Intervention de Jacques Delors

Réunion du 12 décembre 2012 à 9h45
Commission des affaires étrangères

Jacques Delors, ancien président de la Commission européenne :

Depuis les années 70, nous sommes en Europe face à ce choix : la survie ou le déclin, et nous n'avons pas encore choisi. Chaque pays européen pourrait-il s'en sortir seul ? Voilà des questions qui me hantent depuis lors.

Monsieur Léonard, l'Europe traverse aussi une crise morale – laïque. L'impatience, l'intolérance face aux aléas, la volonté de trouver un responsable à tout, le goût du sensationnel, la pression des médias, le souci du buzz comme on dit maintenant, empêchent d'expliquer à nos concitoyens des projets de fond, de surcroît ingrats. Mme Fort a raison de demander comment retrouver l'idéal européen. La meilleure façon d'avancer est que les parlements nationaux parlent davantage d'Europe. Lorsque je présidais la Commission, j'avais demandé à chacun des commissaires de se rendre devant le Parlement de leur pays, mais jamais un commissaire ne parlera aussi bien d'Europe qu'un élu national.

Comme M. Savary, je pense qu'en matière de transport routier, il faudrait taper du poing sur la table. Si la fameuse directive Bolkestein a été aménagée, elle est aujourd'hui contournée pour revenir quasiment à sa version initiale. La France devrait proposer d'engager une réflexion sur le sujet au niveau européen.

M. Savary et M. Guibal m'interrogent sur la relation franco-allemande. Celle-ci n'a jamais été facile au cours des quarante dernières années. Les structures de pensée, les structures économiques et sociales sont si différentes entre les deux pays ! Cela n'a pas empêché Konrad Adenauer de suivre la proposition de Robert Schuman, non plus que Valéry Giscard d'Estaing et Helmut Schmidt de créer le système monétaire européen ni François Mitterrand et Helmut Kohl de progresser encore. Pourquoi l'Allemagne serait-elle aujourd'hui plus crispée ? Je reconnais qu'elle l'a été au début de la crise. Mais Mme Merkel a fait depuis lors plusieurs pas importants, notamment en proposant un renforcement de l'union. La France est-elle capable de lui dire : « Chiche » ? Les Français, de gauche comme de droite, se défient hélas des institutions communautaires et sont réticents à tout transfert de souveraineté.

Par le récent traité budgétaire, la France a implicitement perdu une partie de sa souveraineté budgétaire. Si le traité avait défini la souveraineté partagée, nous l'aurions acceptée explicitement et ainsi pourrions-nous mieux l'expliquer aux Français.

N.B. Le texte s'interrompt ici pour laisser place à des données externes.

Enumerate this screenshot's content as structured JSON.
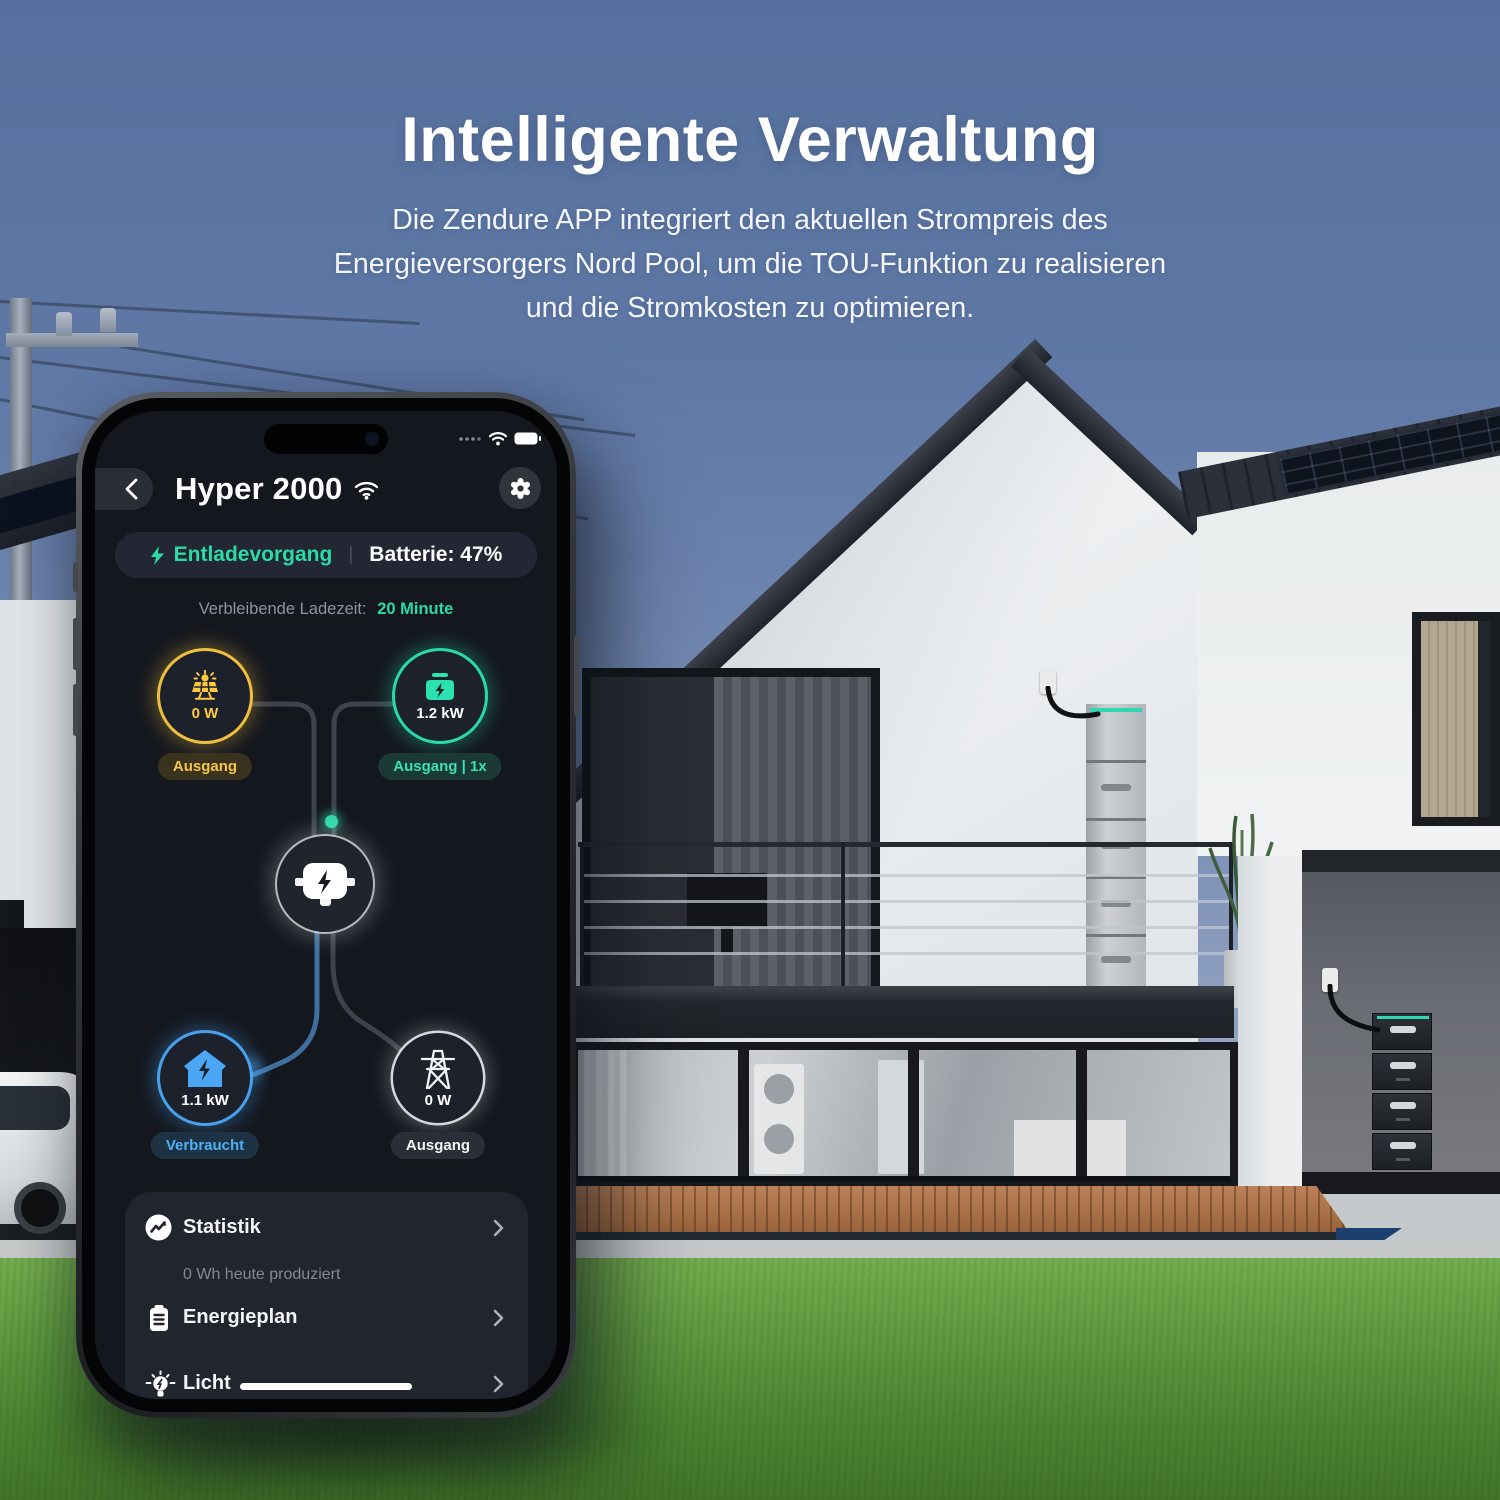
{
  "hero": {
    "title": "Intelligente Verwaltung",
    "subtitle_lines": [
      "Die Zendure APP integriert den aktuellen Strompreis des",
      "Energieversorgers Nord Pool, um die TOU-Funktion zu realisieren",
      "und die Stromkosten zu optimieren."
    ]
  },
  "phone": {
    "status_bar": {
      "signal_icon": "signal-dots-icon",
      "wifi_icon": "wifi-icon",
      "battery_icon": "battery-full-icon"
    },
    "header": {
      "back_icon": "chevron-left-icon",
      "title": "Hyper 2000",
      "wifi_icon": "wifi-icon",
      "settings_icon": "gear-icon"
    },
    "status_pill": {
      "bolt_icon": "lightning-icon",
      "mode": "Entladevorgang",
      "divider": "|",
      "battery": "Batterie: 47%"
    },
    "remaining": {
      "label": "Verbleibende Ladezeit:",
      "value": "20 Minute"
    },
    "flow": {
      "solar": {
        "icon": "solar-panel-icon",
        "value": "0 W",
        "badge": "Ausgang"
      },
      "battery": {
        "icon": "battery-icon",
        "value": "1.2 kW",
        "badge": "Ausgang | 1x"
      },
      "hub": {
        "icon": "power-hub-icon"
      },
      "home": {
        "icon": "house-bolt-icon",
        "value": "1.1 kW",
        "badge": "Verbraucht"
      },
      "grid": {
        "icon": "power-tower-icon",
        "value": "0 W",
        "badge": "Ausgang"
      }
    },
    "menu": [
      {
        "icon": "statistics-icon",
        "label": "Statistik",
        "sub": "0 Wh heute produziert"
      },
      {
        "icon": "energy-plan-icon",
        "label": "Energieplan"
      },
      {
        "icon": "light-icon",
        "label": "Licht"
      }
    ]
  },
  "colors": {
    "teal": "#2BD9A9",
    "yellow": "#FFC93F",
    "blue": "#4BA7F5",
    "screen_bg": "#15171E",
    "card_bg": "#21252E"
  }
}
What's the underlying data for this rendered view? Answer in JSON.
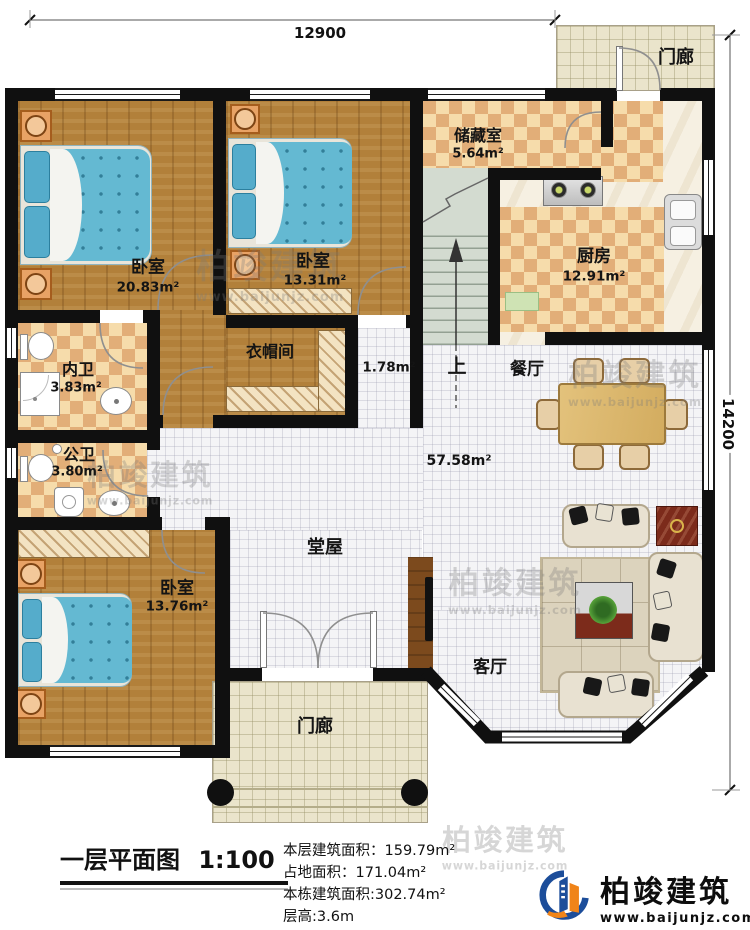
{
  "dimensions": {
    "width_label": "12900",
    "height_label": "14200"
  },
  "rooms": {
    "porch_top": "门廊",
    "storage": "储藏室",
    "storage_area": "5.64m²",
    "kitchen": "厨房",
    "kitchen_area": "12.91m²",
    "bedroom1": "卧室",
    "bedroom1_area": "20.83m²",
    "bedroom2": "卧室",
    "bedroom2_area": "13.31m²",
    "inner_bath": "内卫",
    "inner_bath_area": "3.83m²",
    "cloakroom": "衣帽间",
    "corridor_area": "1.78m²",
    "stairs_up": "上",
    "dining": "餐厅",
    "hall_area": "57.58m²",
    "public_bath": "公卫",
    "public_bath_area": "3.80m²",
    "main_hall": "堂屋",
    "bedroom3": "卧室",
    "bedroom3_area": "13.76m²",
    "living": "客厅",
    "porch_bottom": "门廊"
  },
  "title_block": {
    "title": "一层平面图",
    "scale": "1:100",
    "stats": [
      "本层建筑面积：159.79m²",
      "占地面积：171.04m²",
      "本栋建筑面积:302.74m²",
      "层高:3.6m"
    ]
  },
  "logo": {
    "name": "柏竣建筑",
    "url": "www.baijunjz.com"
  },
  "watermark": {
    "name": "柏竣建筑",
    "url": "www.baijunjz.com"
  }
}
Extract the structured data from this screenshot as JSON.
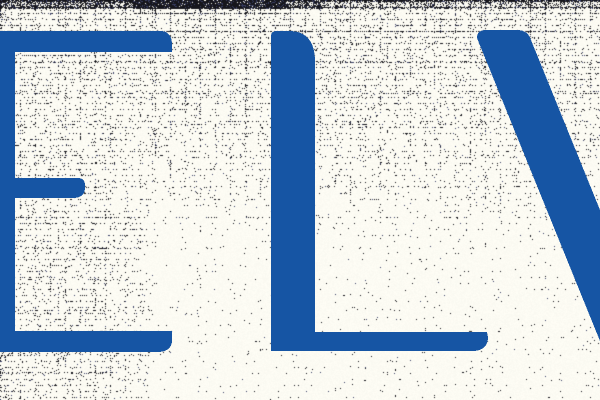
{
  "logo": {
    "visible_text": "ELV",
    "letter_color": "#1655a4",
    "letters": [
      {
        "char": "E",
        "visibility": "cut off at left edge"
      },
      {
        "char": "L",
        "visibility": "fully visible"
      },
      {
        "char": "V",
        "visibility": "left stroke only, cut off at right edge"
      }
    ]
  },
  "texture": {
    "paper_color": "#fdfcf4",
    "dot_color": "#16161c",
    "dot_accent_color": "#3a4066"
  }
}
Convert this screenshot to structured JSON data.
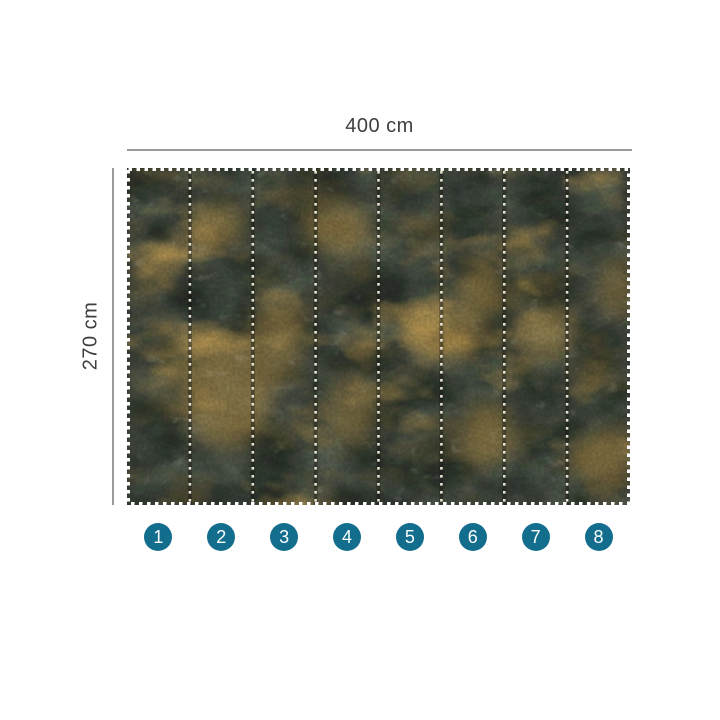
{
  "product_diagram": {
    "title": "wallpaper-mural-panel-layout",
    "width_label": "400 cm",
    "height_label": "270 cm",
    "panel_count": 8,
    "panel_numbers": [
      "1",
      "2",
      "3",
      "4",
      "5",
      "6",
      "7",
      "8"
    ],
    "colors": {
      "page_background": "#ffffff",
      "badge_background": "#136d8d",
      "badge_text": "#ffffff",
      "dimension_text": "#3f3f3f",
      "dimension_line": "#9b9b9b",
      "mural_base_green": "#434b43",
      "mural_dark_mottle": "#141a14",
      "mural_light_mottle": "#8f977f",
      "mural_gold": "#c9a255",
      "mural_gold_dark": "#8a6f3a",
      "divider_dots": "#f3eedd"
    }
  }
}
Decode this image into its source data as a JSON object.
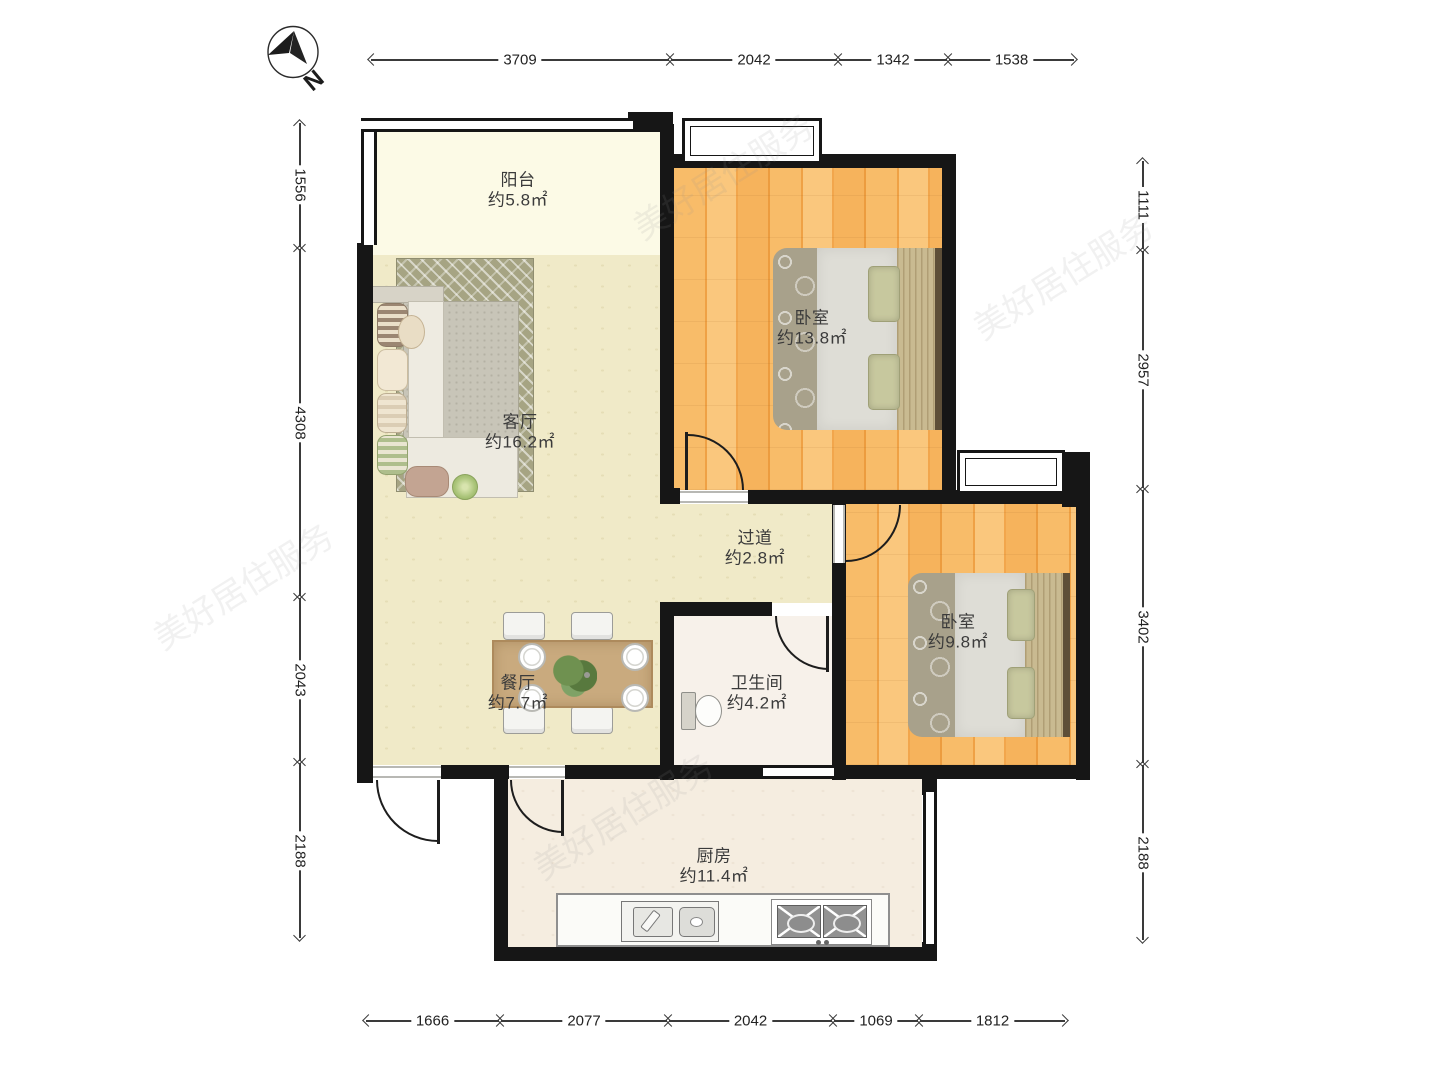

L'allergie française aux transferts de souveraineté, liée sans doute à notre nostalgie d'une monarchie républicaine, constitue un handicap. Il est possible d'obtenir de Mme Merkel qu'on définisse mieux la souveraineté partagée, qu'on précise qui fait quoi et jusqu'où on peut aller, compte tenu de la diversité de nos modèles sociaux. Cela ne résoudra certes pas les difficultés de notre pays liées à sa compétitivité. Mais la France doit en finir avec son credo nominaliste « pas de transfert de souveraineté » et se rendre compte que des transferts implicites ont eu lieu qui lui ôtent une partie de son pouvoir. Des transferts explicites de souveraineté, et donc davantage de souveraineté partagée, permettraient d'avoir une Europe qui marche mieux. Dût-ce cette analyse choquer certains d'entre vous, j'en terminerai par là car telle est ma conviction profonde.